En enero de 2006 fue elegido presidente del Parlamento, pero en agosto de ese mismo año fue designado para encabezar el Ministerio de Exteriores.

Violencia es un reto para nuevo gobierno

 Uno de los retos más urgentes que Venezuela deberá enfrentar tras el fallecimiento del presidente Hugo Chávez es el combate a la violencia y al crimen organizado que el año pasado dejó un saldo de 16 mil 72 homicidios, según el presidente en funciones Nicolás Maduro, informó InSightCrime.

Pero de acuerdo con InSightCrime, un sitio web especializado en crimen organizado, el Observatorio Venezolano de violencia cree que la cifra es 25% menor a la realidad y que Venezuela tiene un promedio de 52 muertos por día, o sea de 34 por cada cien mil habitantes.

“Al crimen le encanta el caos político”, dice el artículo firmado por Miriam Wells.

El texto desgrana algunos puntos clave de la agenda pendiente de Venezuela en el ámbito de la seguridad como: estandarizar los procedimientos de la policía en todo el país y enfrentar la consolidación de las redes criminales.

También prevé hacer una seria reconstrucción del sistema penitenciario que InSightCrime describe como uno de los más violentos y hacinados del mundo.

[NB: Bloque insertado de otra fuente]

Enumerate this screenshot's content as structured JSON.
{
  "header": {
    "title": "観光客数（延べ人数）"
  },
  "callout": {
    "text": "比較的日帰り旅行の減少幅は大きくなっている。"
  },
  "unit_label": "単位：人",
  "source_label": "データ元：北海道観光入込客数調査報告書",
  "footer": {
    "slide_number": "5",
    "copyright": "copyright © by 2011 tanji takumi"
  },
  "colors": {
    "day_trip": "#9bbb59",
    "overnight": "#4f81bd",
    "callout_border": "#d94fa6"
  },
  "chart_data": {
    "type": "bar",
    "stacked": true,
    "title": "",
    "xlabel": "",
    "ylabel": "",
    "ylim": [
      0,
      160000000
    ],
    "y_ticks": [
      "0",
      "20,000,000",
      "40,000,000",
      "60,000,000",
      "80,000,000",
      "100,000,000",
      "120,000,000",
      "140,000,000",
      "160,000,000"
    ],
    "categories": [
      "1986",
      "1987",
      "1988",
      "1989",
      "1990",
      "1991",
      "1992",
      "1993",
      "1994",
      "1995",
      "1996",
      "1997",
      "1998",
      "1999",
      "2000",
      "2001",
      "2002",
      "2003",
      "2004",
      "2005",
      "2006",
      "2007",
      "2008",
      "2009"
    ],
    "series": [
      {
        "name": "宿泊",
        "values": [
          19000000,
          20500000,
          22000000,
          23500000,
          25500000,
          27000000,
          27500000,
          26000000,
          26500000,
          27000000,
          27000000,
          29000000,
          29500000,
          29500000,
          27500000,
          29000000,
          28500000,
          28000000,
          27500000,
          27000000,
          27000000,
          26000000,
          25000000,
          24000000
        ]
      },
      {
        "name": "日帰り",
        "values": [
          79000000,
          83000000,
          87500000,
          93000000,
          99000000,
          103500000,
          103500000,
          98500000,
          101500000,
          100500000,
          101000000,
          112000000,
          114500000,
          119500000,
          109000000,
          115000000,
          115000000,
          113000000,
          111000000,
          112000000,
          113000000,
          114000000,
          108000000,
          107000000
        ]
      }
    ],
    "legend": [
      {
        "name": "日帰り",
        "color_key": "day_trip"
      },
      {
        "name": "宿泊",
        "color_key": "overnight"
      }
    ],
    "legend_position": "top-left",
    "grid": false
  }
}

“El país sigue afligido por una amarga división política, que probablemente se irá haciendo más aguda en la medida en que se aproxime la elección. El escenario más probable es que el conteo de homicidios y actividades criminales seguirá aumentando lentamente”, asegura Wells.

Y si bien el artículo señala que el gobierno venezolano cristalizó una cantidad récord de aseguramientos de narcóticos el año pasado, advierte que esos números sólo sirvieron para subrayar la cantidad total de cocaína que se cree viaja a través del país.

“Sin iniciativas políticas o alternativas serias, es difícil ver que mejore la situación de seguridad en el corto o mediano plazo”, dijo Alejandro Velasco, un catedrático de la Universidad de Nueva York.